Conta-se que os primeiros contatos que a Inglaterra teve com esse jogo de passes aconteceram a partir da transferência de Bob McColl, do Queen’s Park (que não deve ser confundido com o londrino Queens Park Rangers) para o Newcastle, nos idos de 1901. Nos Magpies, o antigo atacante escocês conviveu com Peter McWilliam, também ele escocês, mas formado no Inverness Thistle e importante ponta-médio para o clube, que naquela década venceu três vezes o Campeonato Inglês.

Eventualmente, McColl retornou ao seu país. Alguns anos mais tarde, em 1911, McWilliam pendurou as chuteiras. No entanto, o ídolo do time de Newcastle upon Tyne não ficou muito tempo parado. Logo em 1912, Peter foi abordado pelo Tottenham, iniciando um trabalho conhecido por seu radicalismo, como indica o jornalista Jonathan Wilson, em A Pirâmide Invertida. Exceto por uma passagem de sete anos pelo Middlesbrough, entre 1927 e 34, e por uma estadia breve como olheiro do Arsenal, McWilliam esteve sempre ligado aos Spurs, que liderou até 1927 e, mais tarde, entre 1938 e 42.
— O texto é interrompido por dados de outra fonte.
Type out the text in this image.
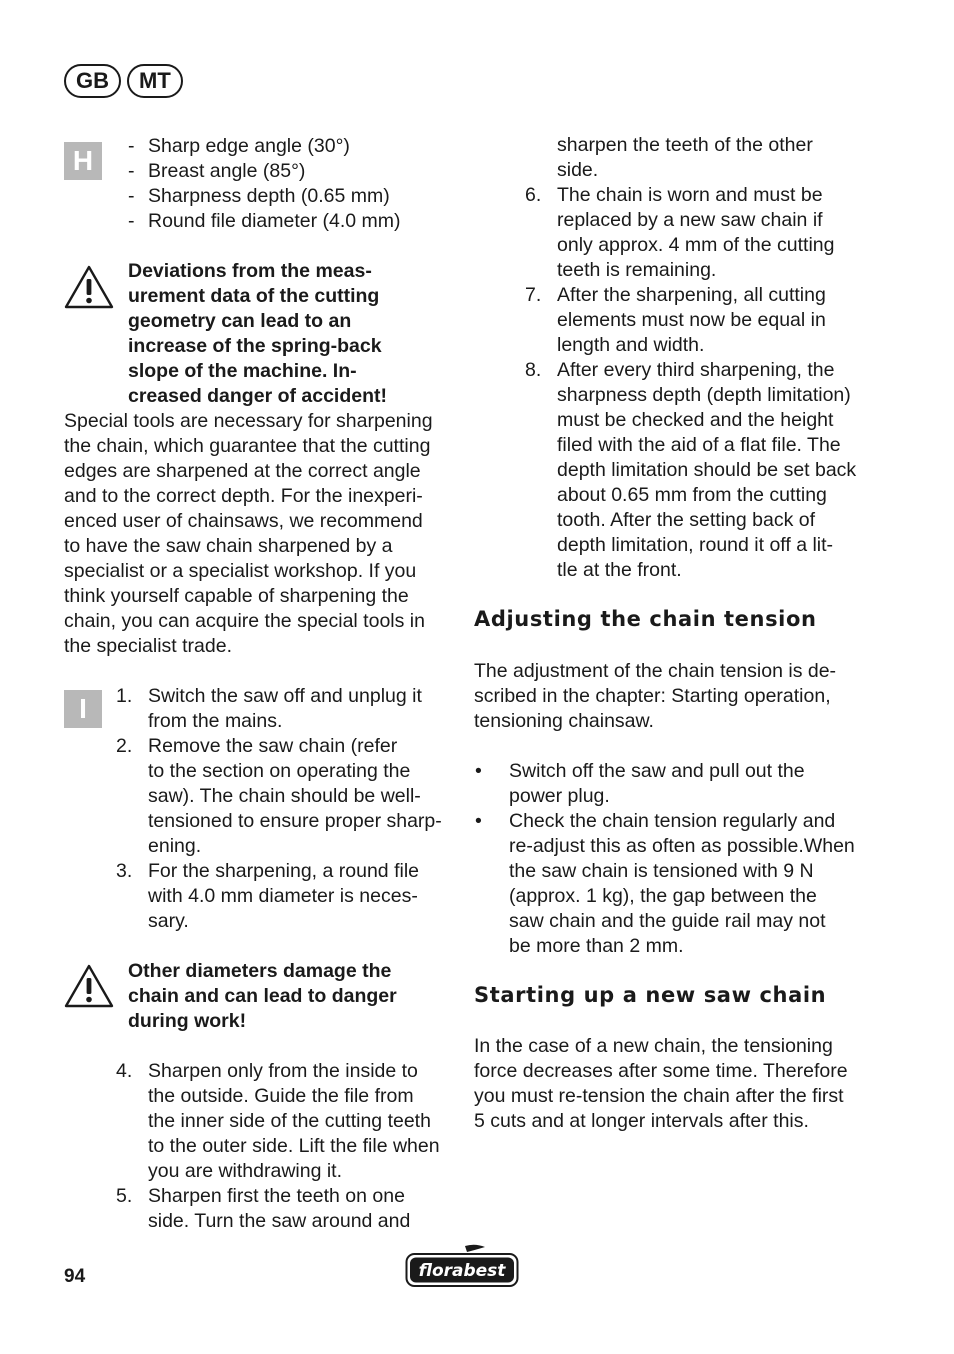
GB	MT
H	- Sharp edge angle (30°)
- Breast angle (85°)
- Sharpness depth (0.65 mm)
- Round file diameter (4.0 mm)
Deviations from the meas-
urement data of the cutting
geometry can lead to an
increase of the spring-back
slope of the machine. In-
creased danger of accident!
Special tools are necessary for sharpening
the chain, which guarantee that the cutting
edges are sharpened at the correct angle
and to the correct depth. For the inexperi-
enced user of chainsaws, we recommend
to have the saw chain sharpened by a
specialist or a specialist workshop. If you
think yourself capable of sharpening the
chain, you can acquire the special tools in
the specialist trade.
I	1. Switch the saw off and unplug it
from the mains.
2. Remove the saw chain (refer
to the section on operating the
saw). The chain should be well-
tensioned to ensure proper sharp-
ening.
3. For the sharpening, a round file
with 4.0 mm diameter is neces-
sary.
Other diameters damage the
chain and can lead to danger
during work!
4. Sharpen only from the inside to
the outside. Guide the file from
the inner side of the cutting teeth
to the outer side. Lift the file when
you are withdrawing it.
5. Sharpen first the teeth on one
side. Turn the saw around and
sharpen the teeth of the other
side.
6. The chain is worn and must be
replaced by a new saw chain if
only approx. 4 mm of the cutting
teeth is remaining.
7. After the sharpening, all cutting
elements must now be equal in
length and width.
8. After every third sharpening, the
sharpness depth (depth limitation)
must be checked and the height
filed with the aid of a flat file. The
depth limitation should be set back
about 0.65 mm from the cutting
tooth. After the setting back of
depth limitation, round it off a lit-
tle at the front.
Adjusting the chain tension
The adjustment of the chain tension is de-
scribed in the chapter: Starting operation,
tensioning chainsaw.
• Switch off the saw and pull out the
power plug.
• Check the chain tension regularly and
re-adjust this as often as possible.When
the saw chain is tensioned with 9 N
(approx. 1 kg), the gap between the
saw chain and the guide rail may not
be more than 2 mm.
Starting up a new saw chain
In the case of a new chain, the tensioning
force decreases after some time. Therefore
you must re-tension the chain after the first
5 cuts and at longer intervals after this.
94	florabest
Durante essa longa permanência no norte de Londres, o comandante desenvolveu o jogo de passes que aprendera com McColl, e que acabaria, anos depois, popularizando-se sob a alcunha de push and run, traduzindo uma ideia em que o atleta deveria passar a bola, e, imediatamente, deslocar-se, para recebê-la de volta.

Buckingham Tottenham
Foto: Getty Images/Arte: O Futebólogo

Em sua segunda passagem pelo Tottenham, McWilliam liderou três figuras que seriam emblemáticas para o desenvolvimento do jogo. Enquanto Arthur Rowe e Bill Nicholson seguiram os passos de McWilliam, aumentando sua ligação com o Tottenham, estabelecendo o que ficou conhecido como o Spurs Way e, inclusive, superando o mestre com a conquista de títulos, Buckingham se afirmou no West Bromwich, antes de se aventurar por terras continentais. Sua carreira nada notável como zagueiro e lateral esquerdo, em que acumulou 204 jogos pelos Spurs, daria uma guinada.

Fazendo fama no West Brom


Após a aposentadoria, Buckingham deu seus primeiros passos como treinador na Universidade de Oxford, assumindo, pouco depois, o Pegasus, time amador que mesclava alunos de Oxford e Cambridge. Vic levaria o clube à conquista da FA Cup amadora, projetando-se no cenário esportivo inglês. Foi a partir desse título que ele carimbou seu passaporte para o Bradford Park Avenue. Sob sua direção, o clube chegou perto de conquistar o acesso à segunda divisão. Porém, nos três anos em que Buckingham lá esteve, tal acabaria não ocorrendo.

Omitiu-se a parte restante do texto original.